On the macro front, it appears that traders are backing off the no landing scenario after the latest pullback in stocks and the weaker than expected nonfarm payrolls, PMIs, and ISM report.  But with bonds going up, they are now back to the soft landing scenario and believing that the Fed will have this market's back if there even a slight sign of labor market weakness or disinflation.   So back to optimism again on macro matters.

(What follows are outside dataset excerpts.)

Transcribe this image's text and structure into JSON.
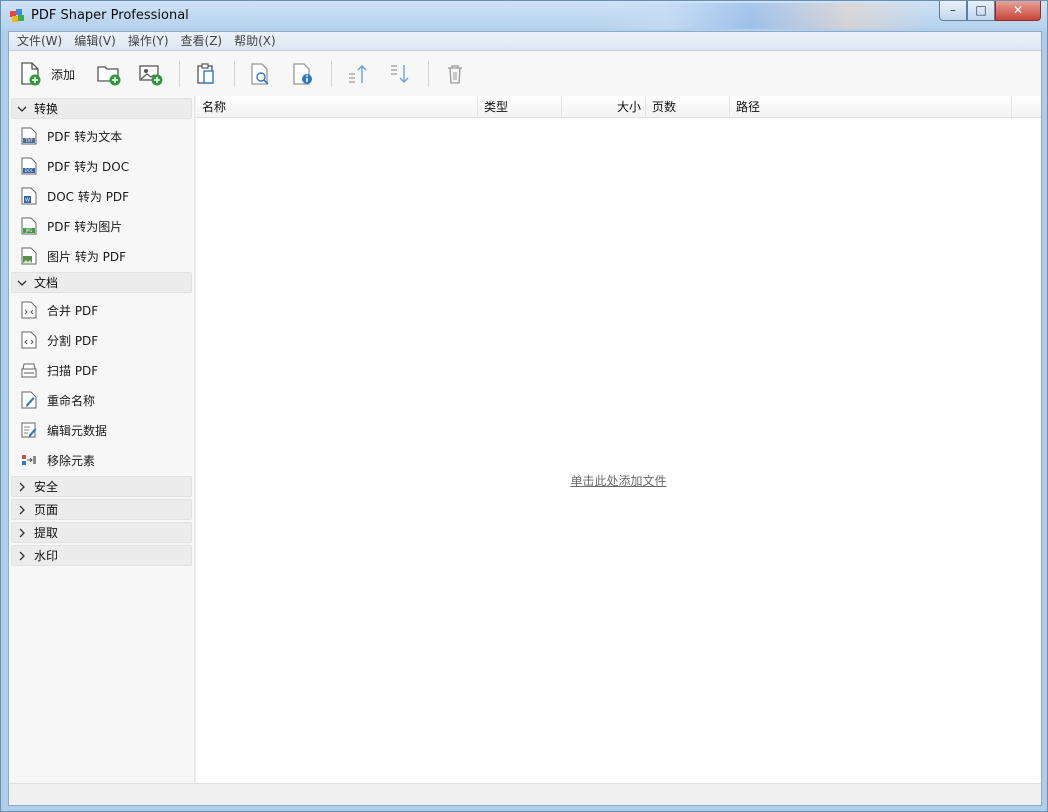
{
  "window": {
    "title": "PDF Shaper Professional",
    "min_glyph": "–",
    "max_glyph": "□",
    "close_glyph": "✕"
  },
  "menu": [
    "文件(W)",
    "编辑(V)",
    "操作(Y)",
    "查看(Z)",
    "帮助(X)"
  ],
  "toolbar": {
    "add_label": "添加",
    "buttons": [
      "add-file-icon",
      "add-folder-icon",
      "add-image-icon",
      "clipboard-icon",
      "preview-icon",
      "file-info-icon",
      "move-up-icon",
      "move-down-icon",
      "delete-icon"
    ]
  },
  "sidebar": {
    "groups": [
      {
        "label": "转换",
        "expanded": true,
        "items": [
          "PDF 转为文本",
          "PDF 转为 DOC",
          "DOC 转为 PDF",
          "PDF 转为图片",
          "图片 转为 PDF"
        ]
      },
      {
        "label": "文档",
        "expanded": true,
        "items": [
          "合并 PDF",
          "分割 PDF",
          "扫描 PDF",
          "重命名称",
          "编辑元数据",
          "移除元素"
        ]
      },
      {
        "label": "安全",
        "expanded": false,
        "items": []
      },
      {
        "label": "页面",
        "expanded": false,
        "items": []
      },
      {
        "label": "提取",
        "expanded": false,
        "items": []
      },
      {
        "label": "水印",
        "expanded": false,
        "items": []
      }
    ]
  },
  "list": {
    "columns": [
      "名称",
      "类型",
      "大小",
      "页数",
      "路径"
    ],
    "empty_text": "单击此处添加文件"
  },
  "colors": {
    "accent_green": "#2e9a3c",
    "icon_blue": "#2f76c5",
    "icon_gray": "#8a8a8a"
  }
}
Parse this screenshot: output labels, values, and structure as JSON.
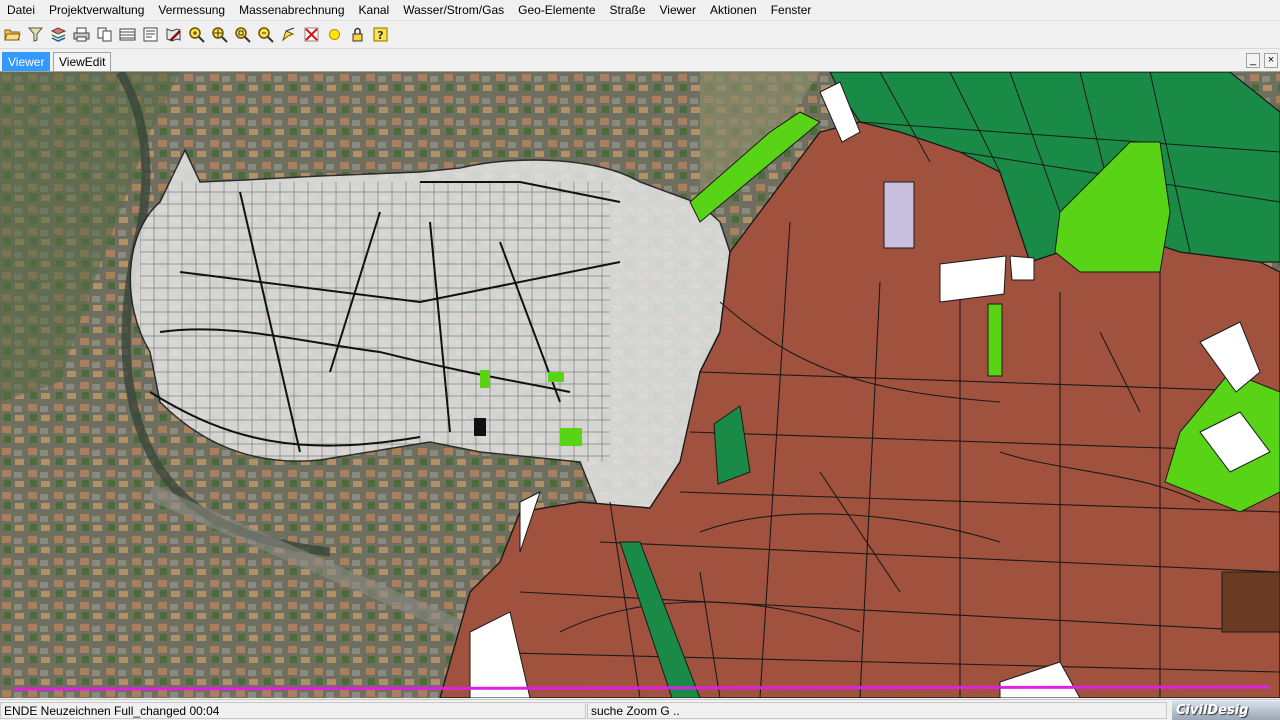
{
  "menu": {
    "items": [
      "Datei",
      "Projektverwaltung",
      "Vermessung",
      "Massenabrechnung",
      "Kanal",
      "Wasser/Strom/Gas",
      "Geo-Elemente",
      "Straße",
      "Viewer",
      "Aktionen",
      "Fenster"
    ]
  },
  "toolbar": {
    "buttons": [
      {
        "icon": "open-folder-icon"
      },
      {
        "icon": "filter-icon"
      },
      {
        "icon": "map-layers-icon"
      },
      {
        "icon": "print-icon"
      },
      {
        "icon": "copy-icon"
      },
      {
        "icon": "layer-list-icon"
      },
      {
        "icon": "plot-icon"
      },
      {
        "icon": "edit-map-icon"
      },
      {
        "icon": "zoom-in-icon"
      },
      {
        "icon": "zoom-full-icon"
      },
      {
        "icon": "zoom-window-icon"
      },
      {
        "icon": "zoom-out-icon"
      },
      {
        "icon": "pan-icon"
      },
      {
        "icon": "delete-icon"
      },
      {
        "icon": "point-icon"
      },
      {
        "icon": "lock-icon"
      },
      {
        "icon": "help-icon"
      }
    ]
  },
  "tabs": {
    "items": [
      "Viewer",
      "ViewEdit"
    ],
    "active": "Viewer"
  },
  "window_controls": {
    "minimize": "_",
    "close": "×"
  },
  "status": {
    "left": "ENDE Neuzeichnen Full_changed  00:04",
    "middle": "suche Zoom G ..",
    "logo": "CivilDesig"
  },
  "colors": {
    "tab_active": "#3399ff",
    "parcel_brown": "#a0523f",
    "parcel_green": "#1a8a47",
    "parcel_lightgreen": "#58d315",
    "town_overlay": "#e2e2e2",
    "magenta_line": "#e020e0"
  }
}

That is being reflected with SPX almost back to 5200, levels where upside is limited.  But downside also looks limited, with the market showing more strength than I expected.  The last COT futures report showed asset managers and small speculators reducing longs as of April 30, before that dovish Fed meeting.  Asset manager net long position in SPX futures is now back to levels of July-September 2023, when the SPX was trading around 4500.  Dealers also covered some shorts, but they still have a large net short position.  Historically, whenever dealers had such large short positions, a big correction was due within 6 months. 

 


A lot of the speculative froth has been wrung out of this market in April, which makes it dangerous to short in the near term.  But I just don't think the market is bullish enough or the fundamentals good enough to chase longs after such a big bounce off the April 19 low at 4967.  

This leaves traders between a rock and a hard place, with no easy trades.  Don't want to force anything here, there are no good risk reward opportunities in the SPX or in bonds.  For individual stocks, the opportunities are a little bit better but also mediocre.  Haven't been reading the market well for the past few months so the market will have to induce to me to put on positions by getting to prices where I want to buy or sell.  Right here, I don't want to do anything.